Temos um problema que só pode ser resolvido com uma revolução nos hábitos, de tal forma que o automóvel deixe de ditar a mobilidade. O que exige uma oferta de transportes públicos de maior qualidade, com fiabilidade, pontualidade e adequação das redes à procura. Nada que seja pacífico, porque há quem consiga, na mesma conversa, argumentar que não há procura para um metrobus ou brt, mas ao mesmo tempo defende que, nesse mesmo trajeto, deveria haver uma linha de metro.

Ouvimos diariamente essa contradição no Porto, a propósito do brt que ligará a casa da música a poente.

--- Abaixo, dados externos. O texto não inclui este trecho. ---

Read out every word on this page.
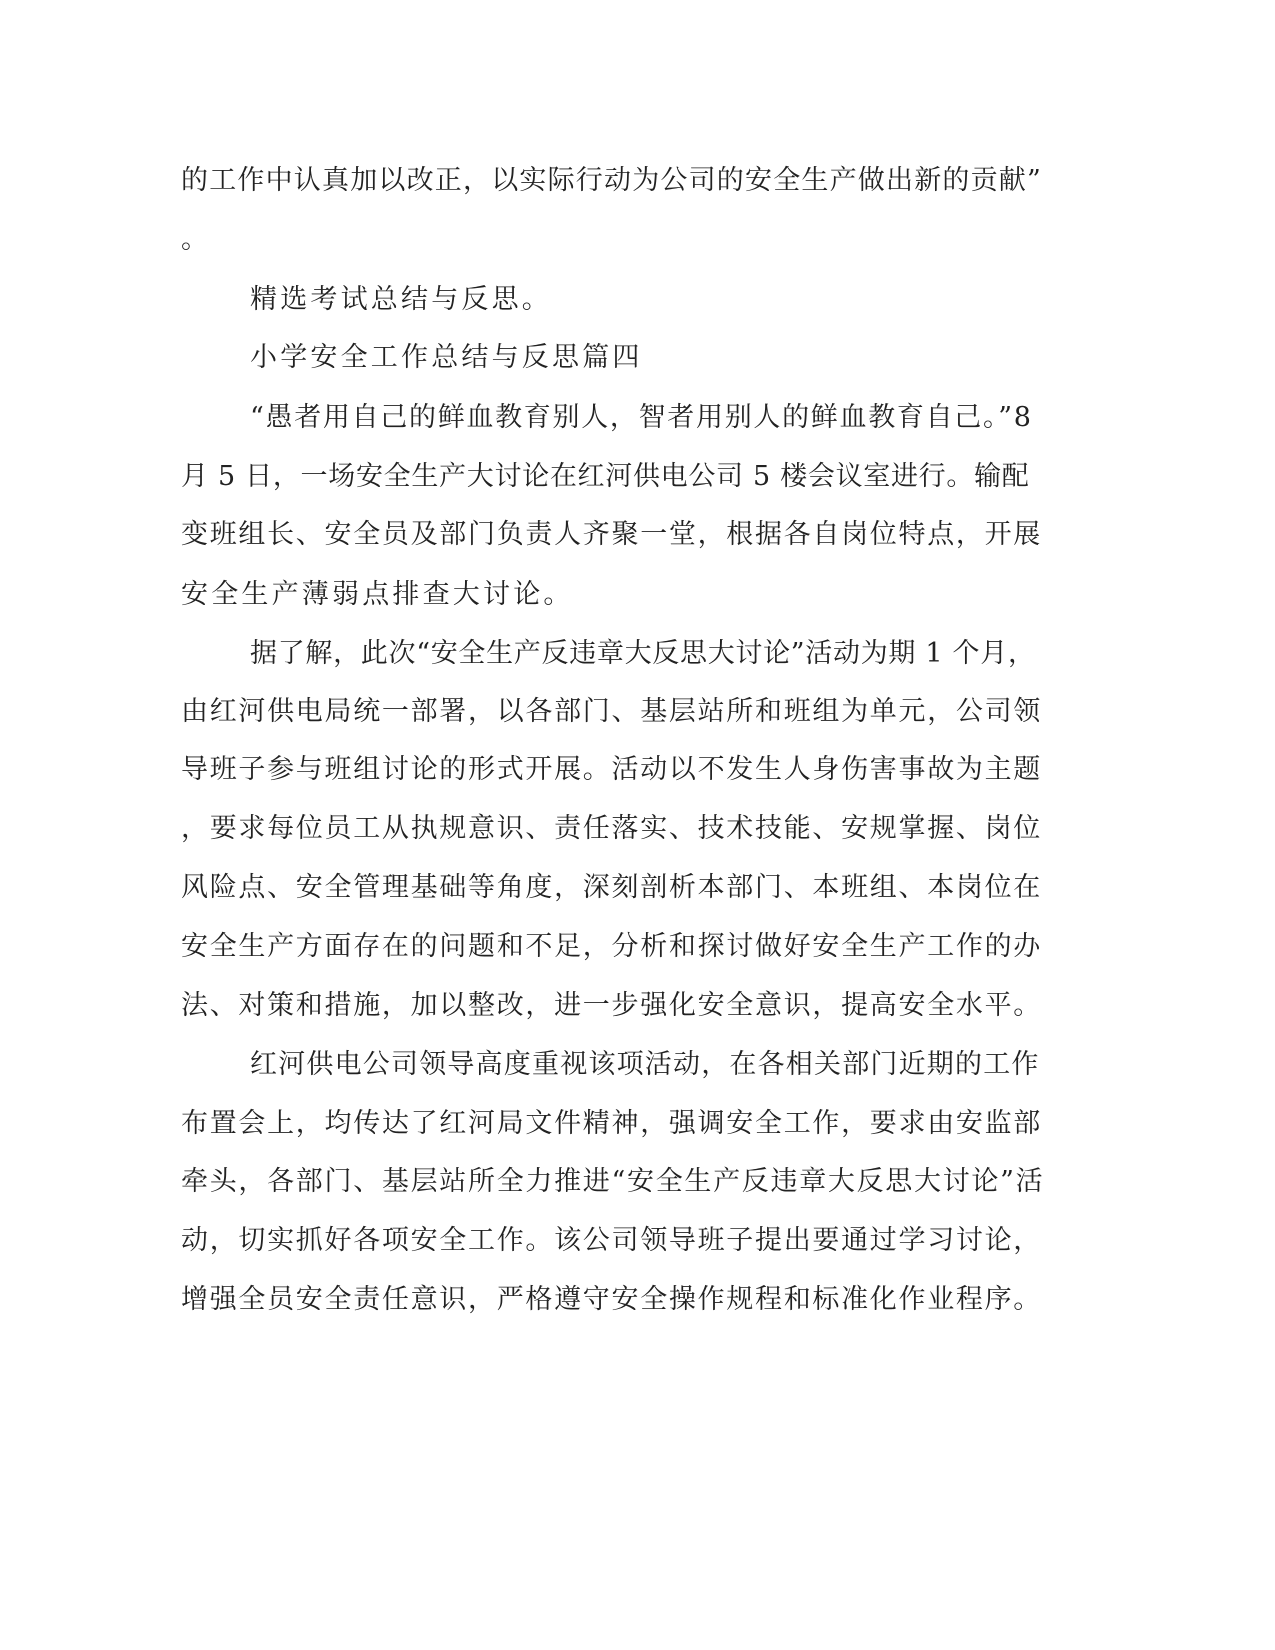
的工作中认真加以改正，以实际行动为公司的安全生产做出新的贡献”

。

精选考试总结与反思。

小学安全工作总结与反思篇四

“愚者用自己的鲜血教育别人，智者用别人的鲜血教育自己。”8

月 5 日，一场安全生产大讨论在红河供电公司 5 楼会议室进行。输配

变班组长、安全员及部门负责人齐聚一堂，根据各自岗位特点，开展

安全生产薄弱点排查大讨论。

据了解，此次“安全生产反违章大反思大讨论”活动为期 1 个月，

由红河供电局统一部署，以各部门、基层站所和班组为单元，公司领

导班子参与班组讨论的形式开展。活动以不发生人身伤害事故为主题

，要求每位员工从执规意识、责任落实、技术技能、安规掌握、岗位

风险点、安全管理基础等角度，深刻剖析本部门、本班组、本岗位在

安全生产方面存在的问题和不足，分析和探讨做好安全生产工作的办

法、对策和措施，加以整改，进一步强化安全意识，提高安全水平。

红河供电公司领导高度重视该项活动，在各相关部门近期的工作

布置会上，均传达了红河局文件精神，强调安全工作，要求由安监部

牵头，各部门、基层站所全力推进“安全生产反违章大反思大讨论”活

动，切实抓好各项安全工作。该公司领导班子提出要通过学习讨论，

增强全员安全责任意识，严格遵守安全操作规程和标准化作业程序。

Em face desta situação, é inevitável tomar medidas dissuasoras do transporte individual, o que passa por tributar a entrada e saída dos centros urbanos e por penalizar e aumentar o custo do estacionamento, particularmente na via pública, aumentando a oferta, a preço competitivo, de parques dissuasores (os ‘park and ride’) nas periferias das grandes cidades e nos interfaces e terminais intermodais. Obviamente, não são medidas populares.

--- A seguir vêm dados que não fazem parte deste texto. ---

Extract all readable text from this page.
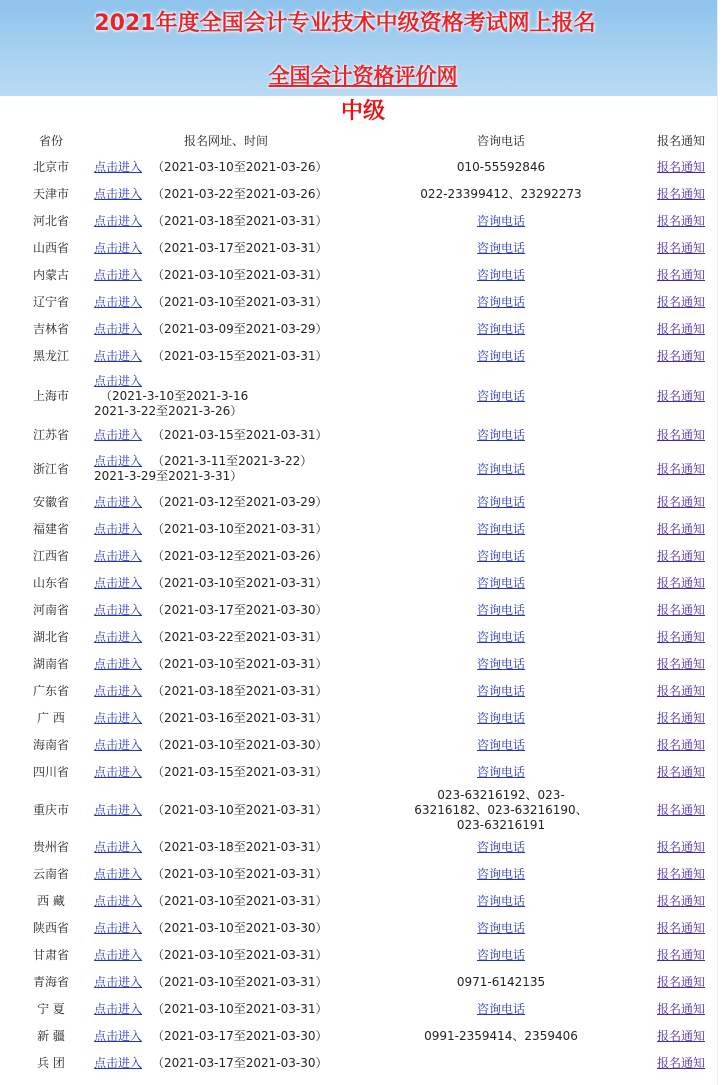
2021年度全国会计专业技术中级资格考试网上报名
全国会计资格评价网
中级
省份	报名网址、时间	咨询电话	报名通知
北京市	点击进入 （2021-03-10至2021-03-26）	010-55592846	报名通知
天津市	点击进入 （2021-03-22至2021-03-26）	022-23399412、23292273	报名通知
河北省	点击进入 （2021-03-18至2021-03-31）	咨询电话	报名通知
山西省	点击进入 （2021-03-17至2021-03-31）	咨询电话	报名通知
内蒙古	点击进入 （2021-03-10至2021-03-31）	咨询电话	报名通知
辽宁省	点击进入 （2021-03-10至2021-03-31）	咨询电话	报名通知
吉林省	点击进入 （2021-03-09至2021-03-29）	咨询电话	报名通知
黑龙江	点击进入 （2021-03-15至2021-03-31）	咨询电话	报名通知
上海市	点击进入
（2021-3-10至2021-3-16
2021-3-22至2021-3-26）	咨询电话	报名通知
江苏省	点击进入 （2021-03-15至2021-03-31）	咨询电话	报名通知
浙江省	点击进入 （2021-3-11至2021-3-22）
2021-3-29至2021-3-31）	咨询电话	报名通知
安徽省	点击进入 （2021-03-12至2021-03-29）	咨询电话	报名通知
福建省	点击进入 （2021-03-10至2021-03-31）	咨询电话	报名通知
江西省	点击进入 （2021-03-12至2021-03-26）	咨询电话	报名通知
山东省	点击进入 （2021-03-10至2021-03-31）	咨询电话	报名通知
河南省	点击进入 （2021-03-17至2021-03-30）	咨询电话	报名通知
湖北省	点击进入 （2021-03-22至2021-03-31）	咨询电话	报名通知
湖南省	点击进入 （2021-03-10至2021-03-31）	咨询电话	报名通知
广东省	点击进入 （2021-03-18至2021-03-31）	咨询电话	报名通知
广 西	点击进入 （2021-03-16至2021-03-31）	咨询电话	报名通知
海南省	点击进入 （2021-03-10至2021-03-30）	咨询电话	报名通知
四川省	点击进入 （2021-03-15至2021-03-31）	咨询电话	报名通知
重庆市	点击进入 （2021-03-10至2021-03-31）	023-63216192、023-
63216182、023-63216190、
023-63216191	报名通知
贵州省	点击进入 （2021-03-18至2021-03-31）	咨询电话	报名通知
云南省	点击进入 （2021-03-10至2021-03-31）	咨询电话	报名通知
西 藏	点击进入 （2021-03-10至2021-03-31）	咨询电话	报名通知
陕西省	点击进入 （2021-03-10至2021-03-30）	咨询电话	报名通知
甘肃省	点击进入 （2021-03-10至2021-03-31）	咨询电话	报名通知
青海省	点击进入 （2021-03-10至2021-03-31）	0971-6142135	报名通知
宁 夏	点击进入 （2021-03-10至2021-03-31）	咨询电话	报名通知
新 疆	点击进入 （2021-03-17至2021-03-30）	0991-2359414、2359406	报名通知
兵 团	点击进入 （2021-03-17至2021-03-30）		报名通知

Como não é qualquer uma que interfira com a relação que o português mantém com o seu automóvel.

Tal como Lucky Luke, que podia deixar o seu inseparável Jolly Jumper à porta do saloon, o português acredita que pode e que têm o direito de usar o carro no porta a porta, mesmo que a distância seja de 250 metros; que o pode exibir e abandonar a seu bel prazer, apropriando-se do espaço público; que o pode usar enquanto fala ao telemóvel, que não têm de circular na faixa da direita, que não têm de cumprir regras de civilidade ao volante do seu bólide. Sucede que esses hábitos são passado. E o futuro que nos espera será sempre diferente, por muito que custe.